The Death of Purple Prose

Some days, the picture tells the story, and other days, I want to add something. Or explain myself.

The image is from a parking lot, obviously something that was underfoot at the time. Late October, be a good guess. I’m frequently drawn to images that involve asphalt or other paving as there seems to be a texture. I’ve written about the smell of hot, weathered, wet concrete in the summertime, in some horoscope.

I have lots of images of that.

The Death of Purple Prose didn’t entirely translate to five hundred pixels wide. The image was done on an iPhone, then briefly tweaked in Apple’s Aperture, then reduced as a web-safe size image. That’s where it loses the impact and detail. Might never have really been there, except in my mind’s eye, not that it matters to anyone but me.
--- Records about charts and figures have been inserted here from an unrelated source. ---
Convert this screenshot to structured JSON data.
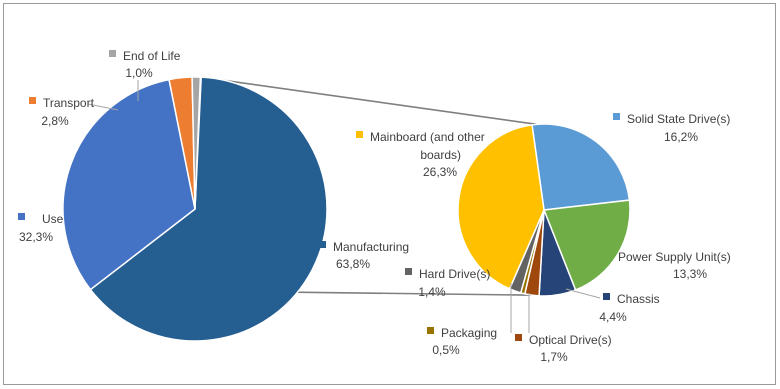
{
  "chart_data": {
    "type": "pie",
    "variant": "pie-of-pie",
    "main_pie": {
      "slices": [
        {
          "label": "Manufacturing",
          "value": "63,8%",
          "pct": 63.8,
          "color": "#255e91"
        },
        {
          "label": "Use",
          "value": "32,3%",
          "pct": 32.3,
          "color": "#4472c4"
        },
        {
          "label": "Transport",
          "value": "2,8%",
          "pct": 2.8,
          "color": "#ed7d31"
        },
        {
          "label": "End of Life",
          "value": "1,0%",
          "pct": 1.0,
          "color": "#a5a5a5"
        }
      ]
    },
    "secondary_pie": {
      "breakdown_of": "Manufacturing",
      "slices": [
        {
          "label": "Solid State Drive(s)",
          "value": "16,2%",
          "pct": 16.2,
          "color": "#5b9bd5"
        },
        {
          "label": "Power Supply Unit(s)",
          "value": "13,3%",
          "pct": 13.3,
          "color": "#70ad47"
        },
        {
          "label": "Chassis",
          "value": "4,4%",
          "pct": 4.4,
          "color": "#264478"
        },
        {
          "label": "Optical Drive(s)",
          "value": "1,7%",
          "pct": 1.7,
          "color": "#9e480e"
        },
        {
          "label": "Packaging",
          "value": "0,5%",
          "pct": 0.5,
          "color": "#997300"
        },
        {
          "label": "Hard Drive(s)",
          "value": "1,4%",
          "pct": 1.4,
          "color": "#636363"
        },
        {
          "label": "Mainboard (and other boards)",
          "value": "26,3%",
          "pct": 26.3,
          "color": "#ffc000"
        }
      ]
    },
    "connector_color": "#7f7f7f",
    "legend": "none",
    "grid": false
  }
}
It was a purple pen, like a Bic, shattered on the ground. In a parking lot, if memory serves, and frequently, my memory doesn’t serve. Which is why I take a picture, to remember. But I do recall the cute-meet metaphor, the death of purple prose.

Where does that term come from? Purple Prose? (Rhetorical.)

About the author: Born and raised in a small town in East Texas, Kramer Wetzel spent years honing his craft in a trailer park in South Austin. He hates writing about himself in third person. More at KramerWetzel.com.

  • Rhubarb Dec 6, 2012 @ 12:54

    Whenever you say Purple Prose, I think of Hamlet
    Oh that this too solid flesh would melt, thaw, resolve itself into a dew…

    purple prose if I’ve ever read any. Shakespeare may have been the master of the stuff; bodice rippers don’t even come close.